I am a research associate at the Astrophysics Observatory of Catania. I am currently working, with Dr. Ugo Becciani, on the study of optimal methodologies for the development, support and porting of astrophysics applications related to Gaia space mission on HPC, HTC, and GPU environments. As part of this work, I am also managing the system administration of the computer cluster of the observatory.

I got my Ph.D. in Physics and Astrophysics in March 2021, at the Physics Department of the University of Turin, under the supervision of Prof. Antonaldo Diaferio. My Ph.D. thesis was about the investigation of the dynamics of disk and elliptical galaxies with the theory of modified gravity Refracted Gravity.

**Profile Picture**– adass-xxxi-2021/question_uploads/Valentina_uHp4Wvc.jpg

**Affiliation**–

INAF, Osservatorio Astrofisico di Catania

**Position**–

Research associate

**Homepage**–

#### Sessions

The Gaia Astrometric Verification Unit – Global Sphere Reconstruction (AVU-GSR) Parallel Solver aims to find the astrometric parameters for ~1 billion of stars in the Milky Way, the attitude and the instrumental parameters of the Gaia satellite, and the global parameter gamma of the post Newtonian formalism RAMOD. To perform this task, the code iteratively solves a system of linear equations, A x = b, where the coefficient matrix A is large, having a dimension of ~10^10 x 10^8, and sparse.

To deal with this big data problem, the matrix A is compactified through an ad-hoc compression algorithm and only its elements different from zero are considered during computation. The matrix dimension reduces from ~10^10 x 10^8 to ~10^10 x 10^1. To solve this system, the code exploits a hybrid implementation of the iterative PC-LSQR algorithm, where the computation related to different horizontal portions of the coefficient matrix is assigned to different MPI processes.
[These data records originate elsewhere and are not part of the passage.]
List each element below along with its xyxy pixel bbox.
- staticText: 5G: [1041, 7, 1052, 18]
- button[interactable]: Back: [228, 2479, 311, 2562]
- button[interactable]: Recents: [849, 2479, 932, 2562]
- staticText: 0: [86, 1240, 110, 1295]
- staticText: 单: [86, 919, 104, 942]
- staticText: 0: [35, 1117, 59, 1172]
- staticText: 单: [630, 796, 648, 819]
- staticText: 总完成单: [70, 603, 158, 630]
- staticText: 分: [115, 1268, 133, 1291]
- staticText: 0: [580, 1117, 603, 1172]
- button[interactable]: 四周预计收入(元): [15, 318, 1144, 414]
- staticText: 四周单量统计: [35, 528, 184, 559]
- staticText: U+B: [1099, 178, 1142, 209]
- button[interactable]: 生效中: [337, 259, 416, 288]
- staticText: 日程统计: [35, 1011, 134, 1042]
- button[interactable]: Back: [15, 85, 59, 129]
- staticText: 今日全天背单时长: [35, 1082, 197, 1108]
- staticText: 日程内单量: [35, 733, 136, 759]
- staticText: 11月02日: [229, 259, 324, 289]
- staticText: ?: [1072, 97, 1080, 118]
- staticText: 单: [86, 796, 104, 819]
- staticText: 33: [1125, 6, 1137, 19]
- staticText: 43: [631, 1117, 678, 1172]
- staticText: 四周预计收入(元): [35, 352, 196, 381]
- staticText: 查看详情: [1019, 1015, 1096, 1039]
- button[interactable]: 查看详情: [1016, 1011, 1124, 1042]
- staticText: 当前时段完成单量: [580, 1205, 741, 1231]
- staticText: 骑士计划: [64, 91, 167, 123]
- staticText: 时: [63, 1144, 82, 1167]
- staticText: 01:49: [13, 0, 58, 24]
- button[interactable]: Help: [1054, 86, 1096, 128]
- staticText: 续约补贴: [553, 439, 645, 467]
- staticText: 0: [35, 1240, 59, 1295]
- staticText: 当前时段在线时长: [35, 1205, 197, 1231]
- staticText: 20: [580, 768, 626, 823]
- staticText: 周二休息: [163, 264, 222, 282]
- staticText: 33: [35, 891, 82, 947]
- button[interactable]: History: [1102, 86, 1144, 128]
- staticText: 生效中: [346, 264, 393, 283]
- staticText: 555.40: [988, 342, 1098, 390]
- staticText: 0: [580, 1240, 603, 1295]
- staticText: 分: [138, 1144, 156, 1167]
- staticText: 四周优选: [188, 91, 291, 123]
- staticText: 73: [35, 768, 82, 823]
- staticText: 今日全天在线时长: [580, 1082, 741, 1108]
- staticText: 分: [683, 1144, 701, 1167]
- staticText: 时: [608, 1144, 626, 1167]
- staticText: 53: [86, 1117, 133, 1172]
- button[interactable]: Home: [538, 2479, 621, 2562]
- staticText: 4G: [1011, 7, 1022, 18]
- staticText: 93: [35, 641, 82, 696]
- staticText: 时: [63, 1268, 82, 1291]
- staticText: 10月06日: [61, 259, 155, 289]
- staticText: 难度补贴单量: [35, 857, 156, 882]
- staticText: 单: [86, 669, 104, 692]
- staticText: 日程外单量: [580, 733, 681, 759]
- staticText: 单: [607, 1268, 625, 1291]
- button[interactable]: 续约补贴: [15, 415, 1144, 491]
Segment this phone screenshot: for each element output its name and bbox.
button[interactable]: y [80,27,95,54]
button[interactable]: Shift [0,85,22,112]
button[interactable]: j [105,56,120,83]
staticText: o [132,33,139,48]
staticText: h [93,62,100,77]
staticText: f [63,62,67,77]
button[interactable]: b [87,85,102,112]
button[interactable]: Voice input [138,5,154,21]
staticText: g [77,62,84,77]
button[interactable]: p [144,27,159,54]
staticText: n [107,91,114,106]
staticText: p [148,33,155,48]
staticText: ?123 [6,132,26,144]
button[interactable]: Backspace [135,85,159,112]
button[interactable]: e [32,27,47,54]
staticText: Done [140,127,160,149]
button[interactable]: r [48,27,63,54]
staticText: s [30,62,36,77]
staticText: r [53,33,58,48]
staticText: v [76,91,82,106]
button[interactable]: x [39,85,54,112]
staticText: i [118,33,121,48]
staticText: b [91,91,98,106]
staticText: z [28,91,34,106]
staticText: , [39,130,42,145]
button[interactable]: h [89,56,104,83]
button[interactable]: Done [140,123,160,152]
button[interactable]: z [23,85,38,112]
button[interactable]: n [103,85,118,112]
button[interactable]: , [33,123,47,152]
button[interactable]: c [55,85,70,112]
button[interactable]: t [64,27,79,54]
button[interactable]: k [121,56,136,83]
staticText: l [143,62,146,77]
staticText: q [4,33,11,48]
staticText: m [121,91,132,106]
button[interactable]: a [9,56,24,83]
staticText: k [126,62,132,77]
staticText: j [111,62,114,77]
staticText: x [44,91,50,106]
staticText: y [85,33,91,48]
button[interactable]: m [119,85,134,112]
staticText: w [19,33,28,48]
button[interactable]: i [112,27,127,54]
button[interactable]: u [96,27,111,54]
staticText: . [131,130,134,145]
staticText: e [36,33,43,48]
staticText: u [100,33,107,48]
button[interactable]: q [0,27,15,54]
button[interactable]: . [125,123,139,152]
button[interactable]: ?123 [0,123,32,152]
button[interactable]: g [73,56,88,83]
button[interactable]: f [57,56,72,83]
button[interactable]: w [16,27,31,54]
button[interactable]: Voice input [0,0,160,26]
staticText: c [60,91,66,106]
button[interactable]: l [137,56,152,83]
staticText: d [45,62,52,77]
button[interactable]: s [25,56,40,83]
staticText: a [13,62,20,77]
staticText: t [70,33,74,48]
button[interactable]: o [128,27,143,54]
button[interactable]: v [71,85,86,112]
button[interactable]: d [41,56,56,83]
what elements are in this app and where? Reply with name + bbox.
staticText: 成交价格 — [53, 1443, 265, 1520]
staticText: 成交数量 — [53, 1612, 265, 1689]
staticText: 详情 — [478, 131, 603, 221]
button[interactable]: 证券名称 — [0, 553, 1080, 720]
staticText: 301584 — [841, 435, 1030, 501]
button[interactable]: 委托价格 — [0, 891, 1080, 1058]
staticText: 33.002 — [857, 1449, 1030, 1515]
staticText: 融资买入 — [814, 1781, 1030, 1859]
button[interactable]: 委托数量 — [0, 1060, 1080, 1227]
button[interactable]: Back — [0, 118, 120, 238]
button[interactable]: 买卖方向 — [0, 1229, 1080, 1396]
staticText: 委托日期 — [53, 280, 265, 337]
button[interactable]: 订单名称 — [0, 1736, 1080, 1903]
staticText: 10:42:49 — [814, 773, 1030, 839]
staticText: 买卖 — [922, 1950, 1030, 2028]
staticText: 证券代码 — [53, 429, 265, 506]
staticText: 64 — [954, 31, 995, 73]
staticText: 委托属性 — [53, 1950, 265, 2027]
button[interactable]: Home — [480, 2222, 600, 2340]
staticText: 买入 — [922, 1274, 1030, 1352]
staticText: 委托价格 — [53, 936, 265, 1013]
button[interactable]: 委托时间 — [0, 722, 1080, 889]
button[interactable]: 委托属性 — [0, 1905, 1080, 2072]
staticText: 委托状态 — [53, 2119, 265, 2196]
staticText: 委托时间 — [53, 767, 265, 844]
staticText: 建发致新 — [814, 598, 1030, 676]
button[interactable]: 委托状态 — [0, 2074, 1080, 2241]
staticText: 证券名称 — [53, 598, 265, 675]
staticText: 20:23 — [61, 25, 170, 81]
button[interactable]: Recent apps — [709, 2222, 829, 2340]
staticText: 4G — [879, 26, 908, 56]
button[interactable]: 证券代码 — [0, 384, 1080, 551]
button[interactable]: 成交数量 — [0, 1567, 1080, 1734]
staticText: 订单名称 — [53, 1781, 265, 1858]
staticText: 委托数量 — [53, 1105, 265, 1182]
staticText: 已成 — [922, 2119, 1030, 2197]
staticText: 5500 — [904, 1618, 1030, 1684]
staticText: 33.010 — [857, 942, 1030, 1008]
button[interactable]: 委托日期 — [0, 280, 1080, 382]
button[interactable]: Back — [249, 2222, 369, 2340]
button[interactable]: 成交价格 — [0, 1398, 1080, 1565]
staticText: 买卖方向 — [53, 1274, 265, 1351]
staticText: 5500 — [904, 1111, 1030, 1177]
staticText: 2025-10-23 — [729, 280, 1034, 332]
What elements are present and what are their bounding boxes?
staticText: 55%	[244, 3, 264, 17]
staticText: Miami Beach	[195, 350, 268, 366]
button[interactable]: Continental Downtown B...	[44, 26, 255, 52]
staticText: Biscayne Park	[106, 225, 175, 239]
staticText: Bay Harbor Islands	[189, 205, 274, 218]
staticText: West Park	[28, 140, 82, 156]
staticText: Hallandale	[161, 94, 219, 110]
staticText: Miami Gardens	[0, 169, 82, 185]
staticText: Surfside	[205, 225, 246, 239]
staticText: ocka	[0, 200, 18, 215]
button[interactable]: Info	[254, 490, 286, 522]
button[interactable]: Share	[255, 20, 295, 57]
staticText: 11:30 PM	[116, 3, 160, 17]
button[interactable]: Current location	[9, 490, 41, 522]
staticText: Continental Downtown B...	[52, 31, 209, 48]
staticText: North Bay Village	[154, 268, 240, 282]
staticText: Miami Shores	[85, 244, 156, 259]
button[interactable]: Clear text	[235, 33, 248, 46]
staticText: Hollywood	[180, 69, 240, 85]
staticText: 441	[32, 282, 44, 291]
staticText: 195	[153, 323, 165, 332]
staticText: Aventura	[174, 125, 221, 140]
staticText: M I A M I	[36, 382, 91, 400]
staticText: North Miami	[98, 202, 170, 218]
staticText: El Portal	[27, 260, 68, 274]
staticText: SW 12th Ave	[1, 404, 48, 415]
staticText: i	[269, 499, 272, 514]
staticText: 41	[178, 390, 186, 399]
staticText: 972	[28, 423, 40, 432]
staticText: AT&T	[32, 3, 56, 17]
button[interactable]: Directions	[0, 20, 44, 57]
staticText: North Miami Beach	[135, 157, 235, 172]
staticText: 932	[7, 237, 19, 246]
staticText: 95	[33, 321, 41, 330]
In the original code, each matrix portion is further parallelized over the OpenMP threads. To further improve the code performance, we ported the application on the GPU, replacing the OpenMP part with OpenACC. In this porting, the ~95% of the data is copied at the beginning of the entire cycle of iterations, making the code compute bound rather than memory bound. In the preliminary tests, the OpenACC code already accelerates with respect to the OpenMP version and we aim to obtain a speedup equal to 2. Further optimizations, that involve the asynchronous work of the GPU and CPU regions of the code, are in progress to obtain higher gains. The code runs on multiple GPUs, one per MPI process, and it was tested on a full node of the CINECA supercomputer Marconi100, with 4 V100 GPUs having 16 GB of memory each, in perspective of a porting on the pre-exascale system Leonardo, that will be installed at CINECA in 2022. In the next month, we are going to work on the porting of the code with CUDA.